I was just curious if I'm doing this wrong, but for the problem I am working on, I am rotating around the y axis a formula.

Part of the graph crosses into the negative x-axis.

So, my questions are; do I have to separate this into 2 integrals, one for the positive section and one for the negative section like is done with areas?

Also, if I do this split an there is a multiplier, do I keep this multiplier (in this case pi) on both halves?
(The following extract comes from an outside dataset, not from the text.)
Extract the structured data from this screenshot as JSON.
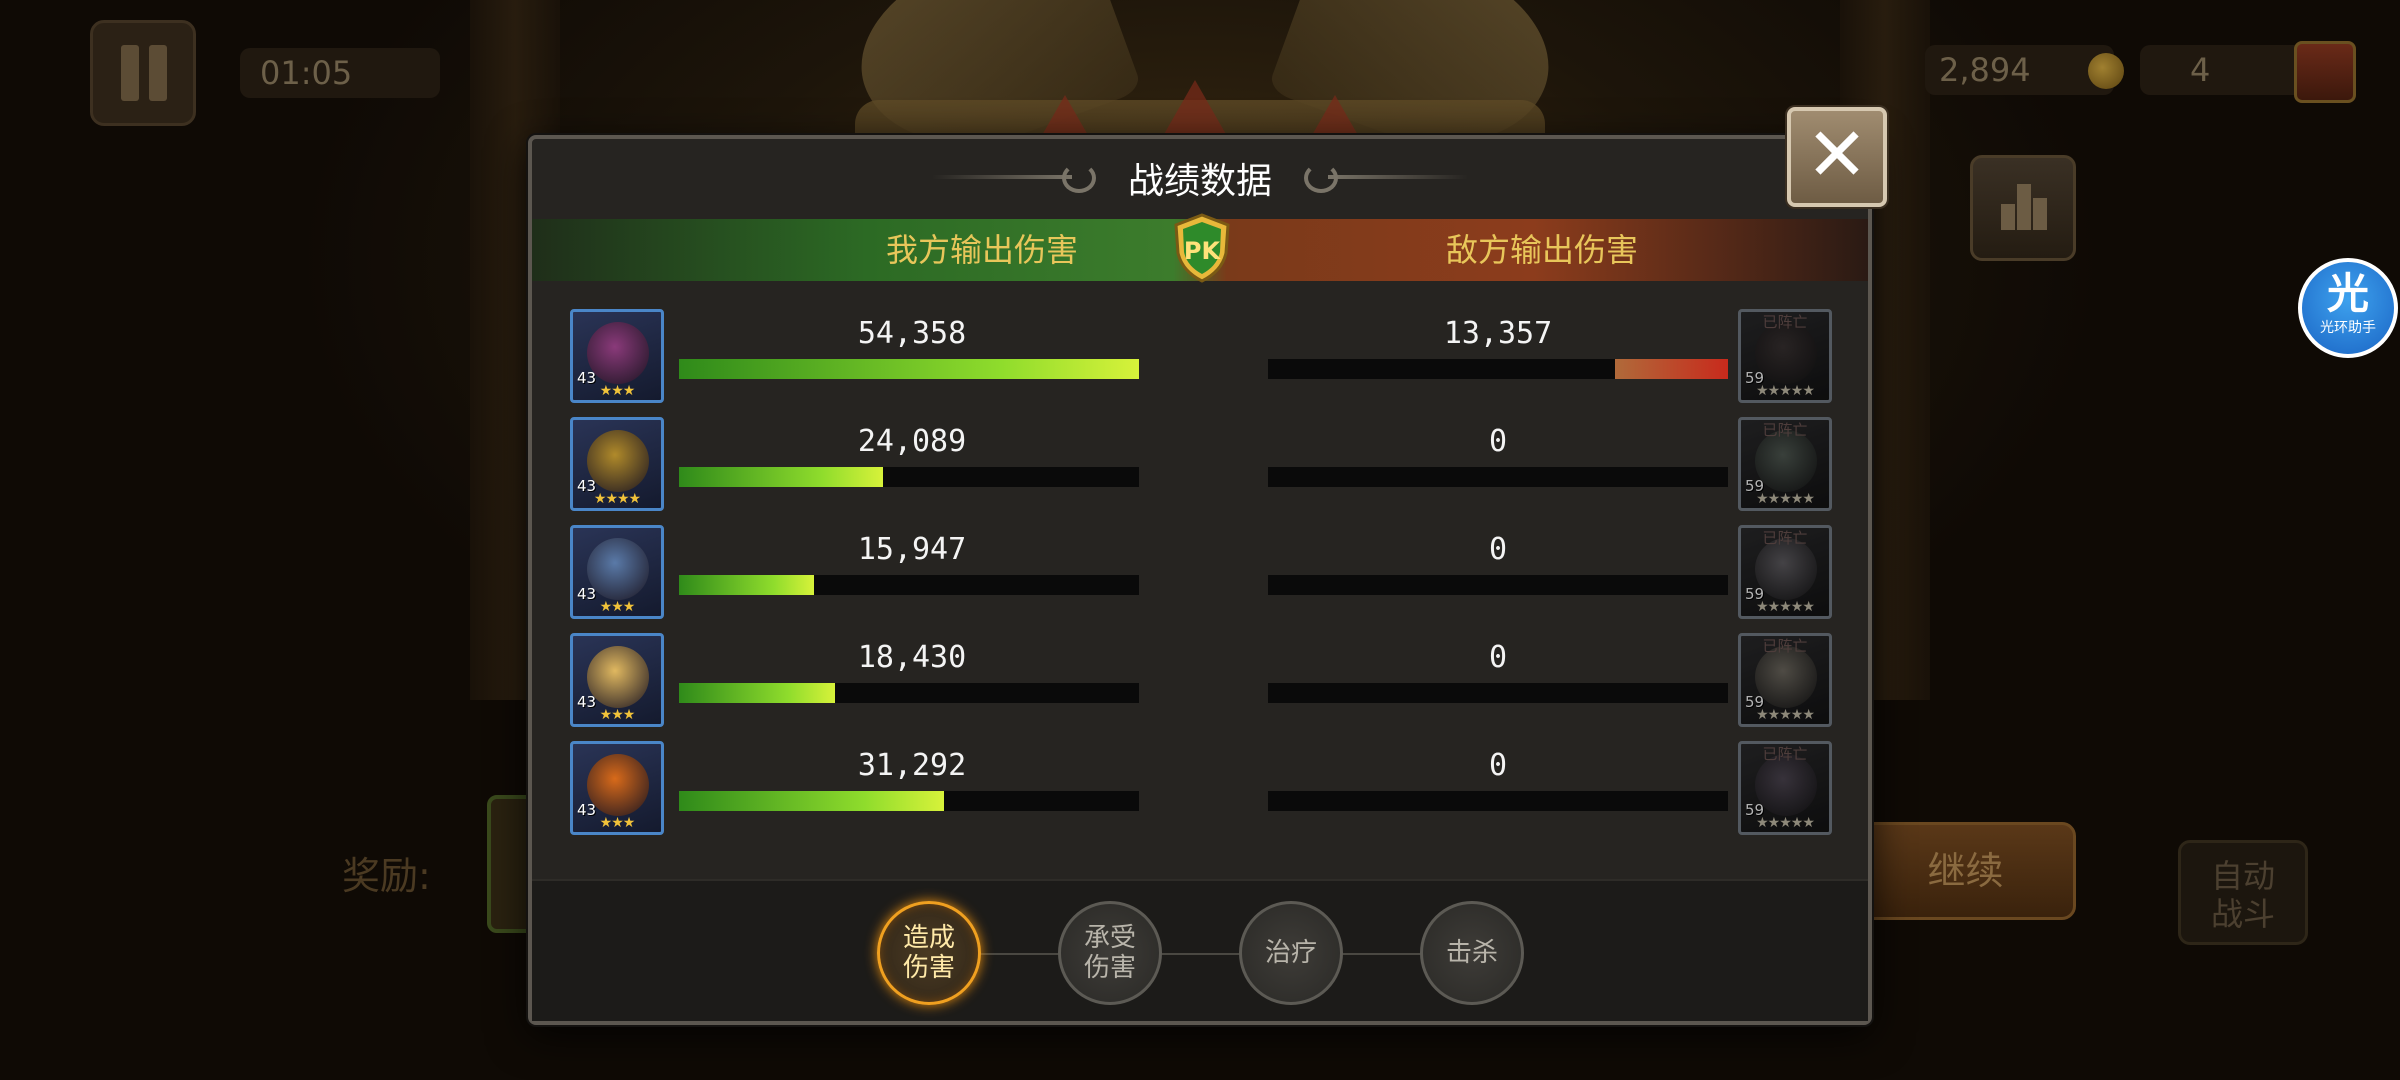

Or would that unintentionally create a 2pi?

Last edited:

#### MarkFL

Staff member
Since you cite $\pi$ as the multiplier, I assume you are using the disk method, and presumably the $x$-coordinate is the radius of the disks, which is squared, so you most likely may use one integral over the entire interval.

In the case of a split, you do want to apply the multiplier to both integrals, since:

$$\displaystyle k\int_a^b f(x)\,dx+k\int_b^c g(x)\,dx=k\left(\int_a^b f(x)\,dx+\int_b^c g(x)\,dx \right)$$

#### Bmanmcfly

##### Member
Since you cite $\pi$ as the multiplier, I assume you are using the disk method, and presumably the $x$-coordinate is the radius of the disks, which is squared, so you most likely may use one integral over the entire interval.
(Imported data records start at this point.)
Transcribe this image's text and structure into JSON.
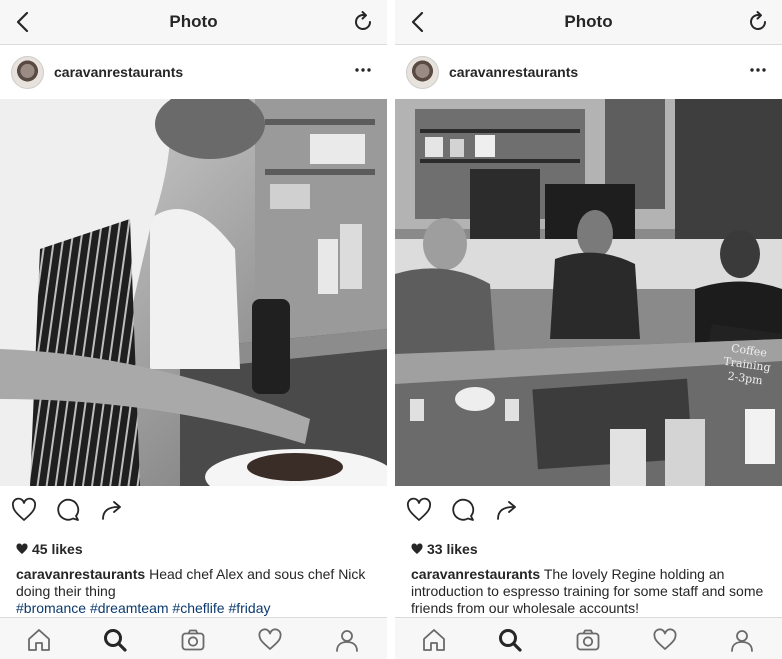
{
  "screens": [
    {
      "nav": {
        "title": "Photo"
      },
      "post": {
        "username": "caravanrestaurants",
        "likes": "45 likes",
        "caption_user": "caravanrestaurants",
        "caption_text": " Head chef Alex and sous chef Nick doing their thing",
        "hashtags": [
          "#bromance",
          "#dreamteam",
          "#cheflife",
          "#friday"
        ],
        "photo_subject": "chefs-plating-food"
      }
    },
    {
      "nav": {
        "title": "Photo"
      },
      "post": {
        "username": "caravanrestaurants",
        "likes": "33 likes",
        "caption_user": "caravanrestaurants",
        "caption_text": " The lovely Regine holding an introduction to espresso training for some staff and some friends from our wholesale accounts!",
        "chalkboard_text": [
          "Coffee",
          "Training",
          "2-3pm"
        ],
        "photo_subject": "espresso-training-session"
      }
    }
  ],
  "icons": {
    "nav": [
      "chevron-left-icon",
      "refresh-icon"
    ],
    "post": [
      "more-options-icon",
      "heart-icon",
      "comment-icon",
      "share-icon"
    ],
    "tabs": [
      "home-icon",
      "search-icon",
      "camera-icon",
      "activity-heart-icon",
      "profile-icon"
    ]
  },
  "colors": {
    "hashtag": "#0b3a6e",
    "bar_bg": "#f7f7f7",
    "text": "#262626"
  }
}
In the case of a split, you do want to apply the multiplier to both integrals, since:

$$\displaystyle k\int_a^b f(x)\,dx+k\int_b^c g(x)\,dx=k\left(\int_a^b f(x)\,dx+\int_b^c g(x)\,dx \right)$$
You were right on all counts...

I think I got the right answer, to check, with the disks I would put $$\displaystyle /int_{-3}^9$$, or because it's y axis would I put $$\displaystyle /int^{-3}_9$$?

Since I seem to have the correct answer, I'm wagering it's the former.

Either way, how do you add [solved] to the title?